Speak Like a President, Madam VP
Nasrallah’s death is no time for equivocation.
By David
Frum
September 28, 2024,
9 AM ET
Kamala Harris has campaigned as the tough-on-dictators
candidate for president. The Democrat scores points off Donald Trump for his
truckling and cringing to Vladimir Putin, for swapping love letters with Kim
Jong Un.
Today—this very day—the vice president has her best
opportunity to prove her toughness and assert her national-security
credibility. She can issue a statement on Israel’s killing of Hassan Nasrallah,
the Hezbollah leader and terrorist in chief. “The Middle East is a better and
safer place without Nasrallah.” Full stop.
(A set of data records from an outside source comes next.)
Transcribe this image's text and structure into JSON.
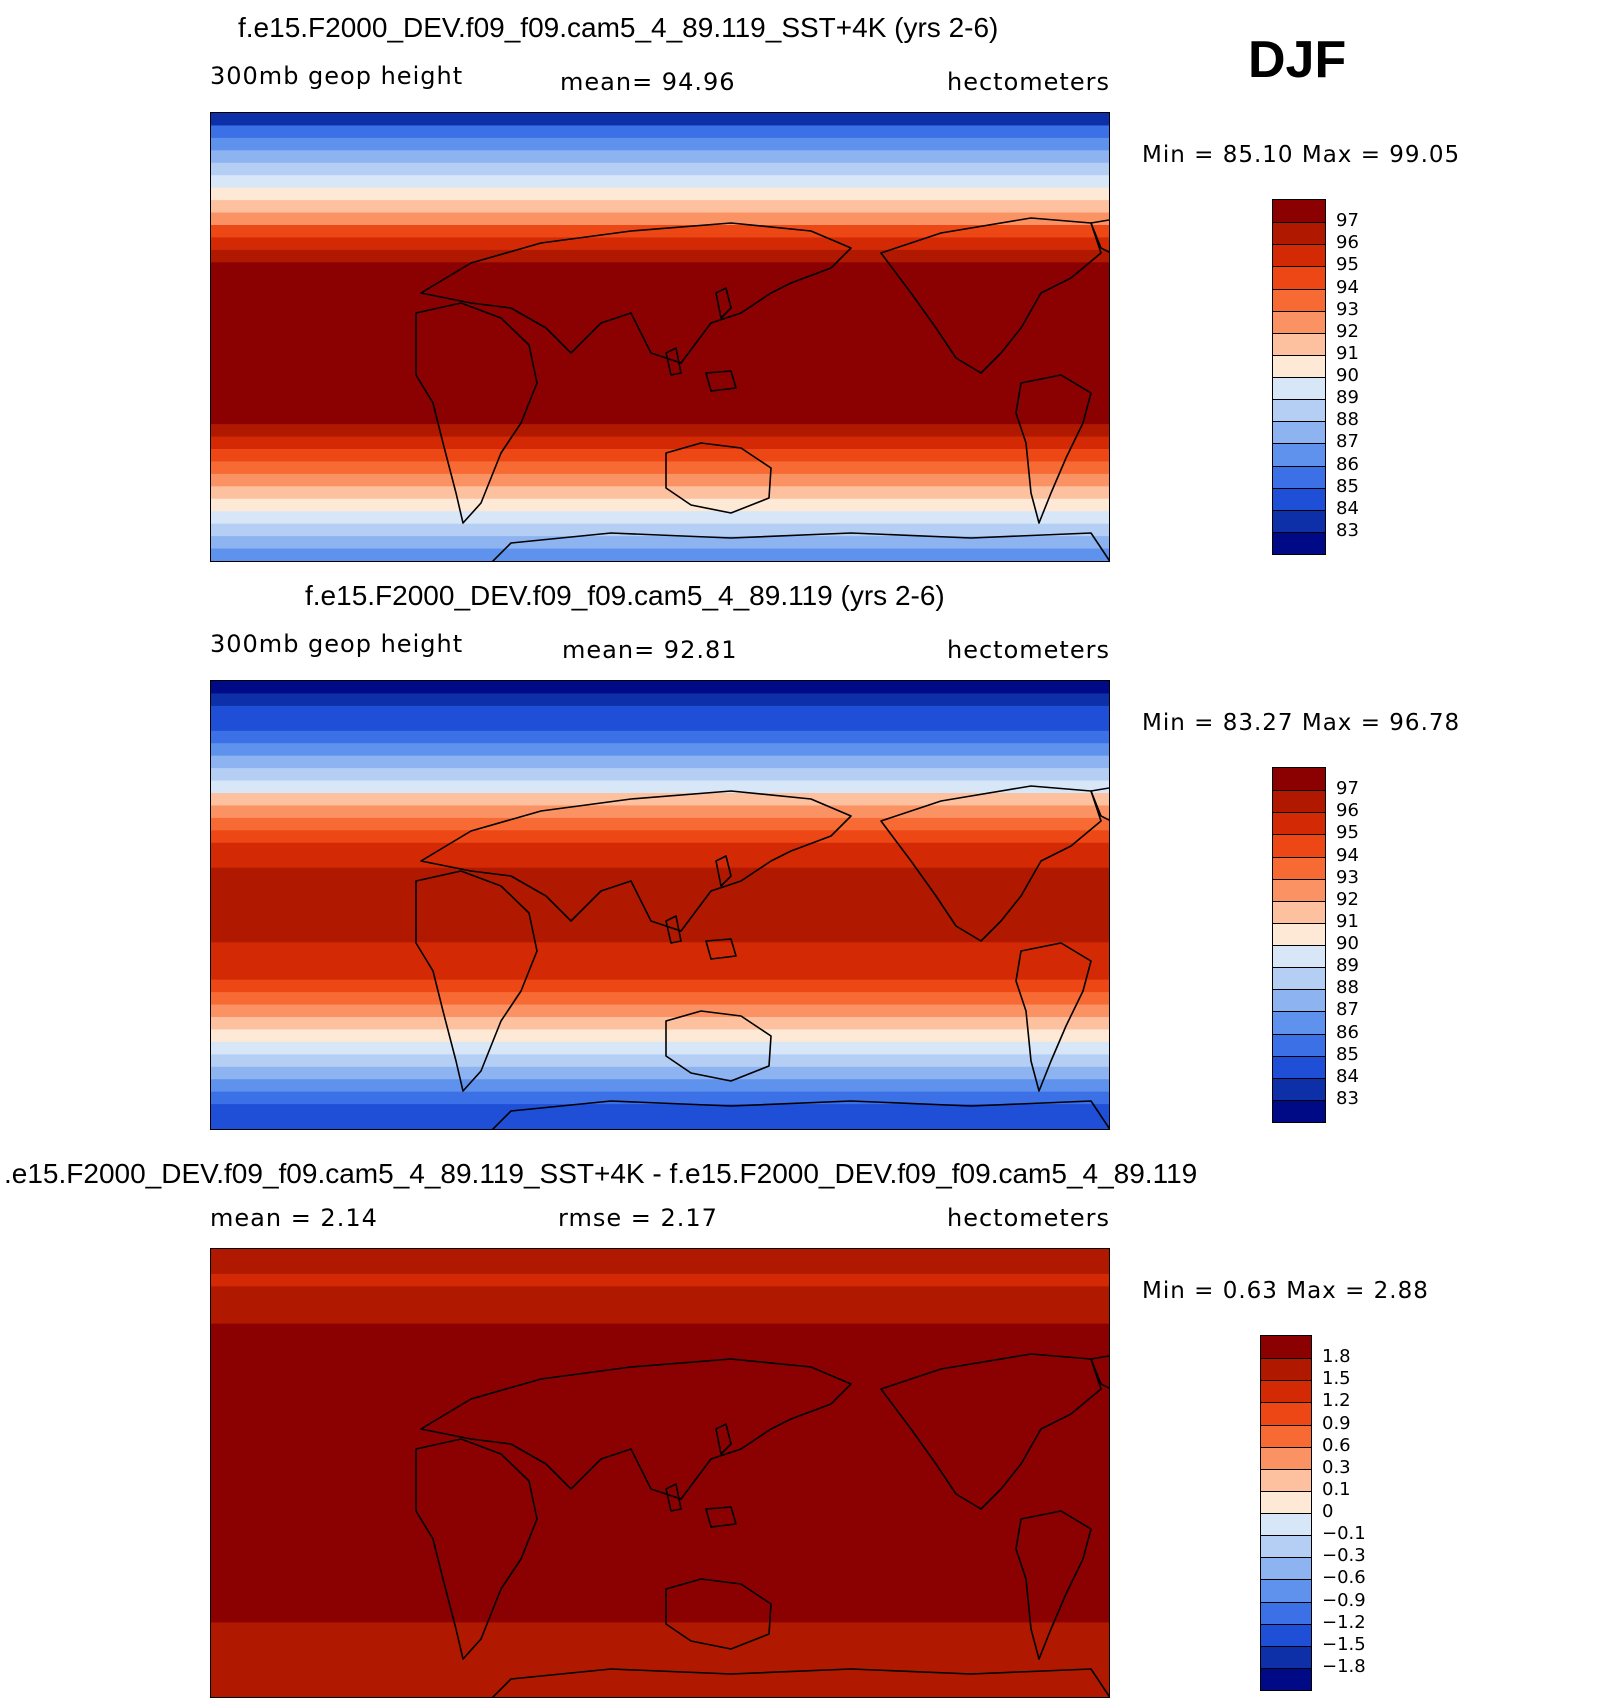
{
  "season": "DJF",
  "panels": [
    {
      "title": "f.e15.F2000_DEV.f09_f09.cam5_4_89.119_SST+4K (yrs 2-6)",
      "left_label": "300mb  geop  height",
      "center_label": "mean=   94.96",
      "right_label": "hectometers",
      "minmax": "Min =    85.10  Max =    99.05",
      "colorbar_labels": [
        "97",
        "96",
        "95",
        "94",
        "93",
        "92",
        "91",
        "90",
        "89",
        "88",
        "87",
        "86",
        "85",
        "84",
        "83"
      ],
      "colors": [
        "#8b0000",
        "#b01800",
        "#d32a05",
        "#ed4716",
        "#f76a33",
        "#fb9263",
        "#fdc1a0",
        "#fde9d6",
        "#d8e7f8",
        "#b5cff4",
        "#8db3f1",
        "#5f92ec",
        "#3b70e6",
        "#1f4fd6",
        "#0d30a8",
        "#000a87"
      ],
      "map_profile": [
        14,
        12,
        11,
        10,
        9,
        8,
        7,
        6,
        5,
        3,
        2,
        1,
        0,
        0,
        0,
        0,
        0,
        0,
        0,
        0,
        0,
        0,
        0,
        0,
        0,
        1,
        2,
        3,
        4,
        5,
        6,
        7,
        8,
        9,
        10,
        11
      ]
    },
    {
      "title": "f.e15.F2000_DEV.f09_f09.cam5_4_89.119 (yrs 2-6)",
      "left_label": "300mb  geop  height",
      "center_label": "mean=   92.81",
      "right_label": "hectometers",
      "minmax": "Min =    83.27  Max =    96.78",
      "colorbar_labels": [
        "97",
        "96",
        "95",
        "94",
        "93",
        "92",
        "91",
        "90",
        "89",
        "88",
        "87",
        "86",
        "85",
        "84",
        "83"
      ],
      "colors": [
        "#8b0000",
        "#b01800",
        "#d32a05",
        "#ed4716",
        "#f76a33",
        "#fb9263",
        "#fdc1a0",
        "#fde9d6",
        "#d8e7f8",
        "#b5cff4",
        "#8db3f1",
        "#5f92ec",
        "#3b70e6",
        "#1f4fd6",
        "#0d30a8",
        "#000a87"
      ],
      "map_profile": [
        15,
        14,
        13,
        13,
        12,
        11,
        10,
        9,
        8,
        6,
        5,
        4,
        3,
        2,
        2,
        1,
        1,
        1,
        1,
        1,
        1,
        2,
        2,
        2,
        3,
        4,
        5,
        6,
        7,
        8,
        9,
        10,
        11,
        12,
        13,
        13
      ]
    },
    {
      "title": ".e15.F2000_DEV.f09_f09.cam5_4_89.119_SST+4K - f.e15.F2000_DEV.f09_f09.cam5_4_89.119",
      "left_label": "mean =      2.14",
      "center_label": "rmse =      2.17",
      "right_label": "hectometers",
      "minmax": "Min =      0.63  Max =      2.88",
      "colorbar_labels": [
        "1.8",
        "1.5",
        "1.2",
        "0.9",
        "0.6",
        "0.3",
        "0.1",
        "0",
        "−0.1",
        "−0.3",
        "−0.6",
        "−0.9",
        "−1.2",
        "−1.5",
        "−1.8"
      ],
      "colors": [
        "#8b0000",
        "#b01800",
        "#d32a05",
        "#ed4716",
        "#f76a33",
        "#fb9263",
        "#fdc1a0",
        "#fde9d6",
        "#d8e7f8",
        "#b5cff4",
        "#8db3f1",
        "#5f92ec",
        "#3b70e6",
        "#1f4fd6",
        "#0d30a8",
        "#000a87"
      ],
      "map_profile": [
        1,
        1,
        2,
        1,
        1,
        1,
        0,
        0,
        0,
        0,
        0,
        0,
        0,
        0,
        0,
        0,
        0,
        0,
        0,
        0,
        0,
        0,
        0,
        0,
        0,
        0,
        0,
        0,
        0,
        0,
        1,
        1,
        1,
        1,
        1,
        1
      ]
    }
  ]
}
No diplomatic balancing, no
process-speak.
Yes, obviously, there will be complexities ahead. What will
Iran, Hezbollah’s patron, do in response? The U.S. government pays skilled
regional experts to worry about such contingencies. But a big problem with
Harris’s public image is that she often lets those skilled experts choose her
words for her. They push her to say too much, which means saying nothing, which
means Americans don’t feel they know her.
In too many cases, Harris’s words seem focus-grouped to
please every imaginable constituency. The trouble is, at exactly the moment
when communications staffers are satisfied they have pleased everybody, they
have, in fact, left everybody frightened that the candidate is confused and
hesitant. Strong leaders get in front of public opinion. Strong leaders make
choices and accept consequences.
Sometimes the best way to halt an escalation cycle is to
demonstrate how unafraid you are of the escalation cycle.
On October 29, 1983, Hezbollah detonated truck bombs at the
barracks of the U.S. Marines keeping the peace in Lebanon after the 1982 war
between Israel and the Palestine Liberation Organization. More Marines died
than in any single day since the landing on Iwo Jima during
the Second World War. That blood debt has never been fully paid. Israel’s
forceful strikes on Hezbollah this year have delivered justice for Americans
too.
Leadership isn’t always straightforward, but a great leader
should know when to be simple and direct. A very bad man has met the violent
death he inflicted on so many others. No American leader should feel frightened
of expressing a lack of sorrow. The menu can sometimes call for word salad.
Today, the menu calls for word meat-and-potatoes.
“Nasrallah dead? Good.” That’s the message Harris should send. Say it clear.
Say it firm. Say it like a president.